At present, only 3% of all single-family homes are owned by institutional investors. Forcing those investors to sell, or blocking new ones from entering the market, would do little to lower prices. In fact, investment in housing helps increase supply. When you cut off investment, you get less construction and fewer homes. When supply falls, prices rise. It’s that simple. 

Trump states, “People live in homes, not corporations.” True enough. But the main point of having investments in housing is so investors can rent them out, such that only “people in live [those investment] homes, not corporations.”  

Moreover only “people” invest in investment firms, so why is government excluding whole groups of people from investing more in housing markets? Banning institutional investors or private equity firms from investing in housing makes as much sense as banning institutional investors or private equity firms from investing in stocks.  

Consider this analogy from fractional, and often institutional, ownership of companies (ie, the stock market): If I want to invest in high tech, I could show up in Silicon Valley to buy an entire company, but the only problem is I don’t have a trillion dollars sitting around. Even if I could afford it, I do not want to buy all of a small firm. 

Instead, stock markets allow millions of people like me to invest small amounts of money to own a small fraction of a company. I can buy just one share through my stockbroker or even through a mutual or index fund that holds small pieces of many companies. Private equity brings many investors and even the richest investor Elon Musk needed to use private equity when he led a team of investors to purchase Twitter. 

Private equity and institutional investments are simply a set of tools and ownership structures that people use to expand investments. Private equity and institutional investments also make markets run more smoothly, and that is good for everyone. 

The same holds true for real estate, and we should be encouraging more investment in the real estate industry not less. 

Economists recognize that at present many zoning laws interfere with the supply of housing and that drives prices more than where they should be. Another set of problems arises with Mamdani-style price controls on housing that encourage landlords to invest less in their housing and sometimes even abandon their housing. But the solution is to reduce those government restrictions, not to reduce investments in housing.  

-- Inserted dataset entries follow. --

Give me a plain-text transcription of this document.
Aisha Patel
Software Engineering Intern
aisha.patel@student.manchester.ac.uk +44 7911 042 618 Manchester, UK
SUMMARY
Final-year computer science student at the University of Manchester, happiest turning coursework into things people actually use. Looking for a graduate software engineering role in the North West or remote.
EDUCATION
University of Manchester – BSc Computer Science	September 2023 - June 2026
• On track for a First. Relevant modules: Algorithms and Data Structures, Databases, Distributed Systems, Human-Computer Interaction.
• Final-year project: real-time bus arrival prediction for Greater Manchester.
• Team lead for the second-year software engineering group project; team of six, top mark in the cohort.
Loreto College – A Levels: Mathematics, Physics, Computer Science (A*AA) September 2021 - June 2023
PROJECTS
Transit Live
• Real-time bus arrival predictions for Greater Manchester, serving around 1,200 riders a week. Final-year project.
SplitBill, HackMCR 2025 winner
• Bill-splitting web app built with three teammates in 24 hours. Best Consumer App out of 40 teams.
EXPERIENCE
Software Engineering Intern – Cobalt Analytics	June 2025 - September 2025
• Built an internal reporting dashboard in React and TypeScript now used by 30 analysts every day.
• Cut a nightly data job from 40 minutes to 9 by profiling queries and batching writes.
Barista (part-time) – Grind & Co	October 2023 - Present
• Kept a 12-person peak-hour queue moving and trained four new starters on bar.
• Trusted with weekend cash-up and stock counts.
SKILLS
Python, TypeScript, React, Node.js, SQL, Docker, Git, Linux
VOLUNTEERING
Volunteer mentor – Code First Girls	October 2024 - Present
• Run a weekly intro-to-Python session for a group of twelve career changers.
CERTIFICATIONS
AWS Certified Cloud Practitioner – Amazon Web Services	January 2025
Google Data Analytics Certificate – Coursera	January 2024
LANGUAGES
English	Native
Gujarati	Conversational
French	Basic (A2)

I personally have benefited from private equity firms investing in housing on more than one occasion. When I moved to Hartford 18 years ago, I did not want to pony up a few hundred thousand dollars for a home when I was unsure where I wanted to live. Instead, I had the benefit of interacting with a Boston-based private equity firm that had gathered institutional money and built the tallest residential building in Connecticut. All I had to do was show up with one month’s rent deposit.  

I was always grateful for that private equity firm, and at the beginning of each month I would write them a thank you card in the form of my rent. I, paying customer, benefited them and the private equity funded landlord who fronted all of the costs benefited me. Denying the idea that investments can be mutually beneficial for investors and consumers is entering Mamdani territory. 

Would Trump retroactively apply this new ban on institutional investments to the residential projects he worked on in the past? I imagine that at least some, but more likely most, of Trump led real estate projects involved him lining up investors including institutional ones to pay for the costs up front and ideally get compensated with profits later. That’s the American way. 

The people who live in apartments, multi-family, or single-family homes made possible by institutional investors and private equity real estate funds all benefit. Adam Smith’s invisible hand coordinated the investors, architects, builders, and workers spending years getting the property in great shape for me and all of my neighbors. We should not ban investments and institutional investing in real estate and instead be grateful for what they do. 

The opinions expressed in Fortune.com commentary pieces are solely the views of their authors and do not necessarily reflect the opinions and beliefs of Fortune.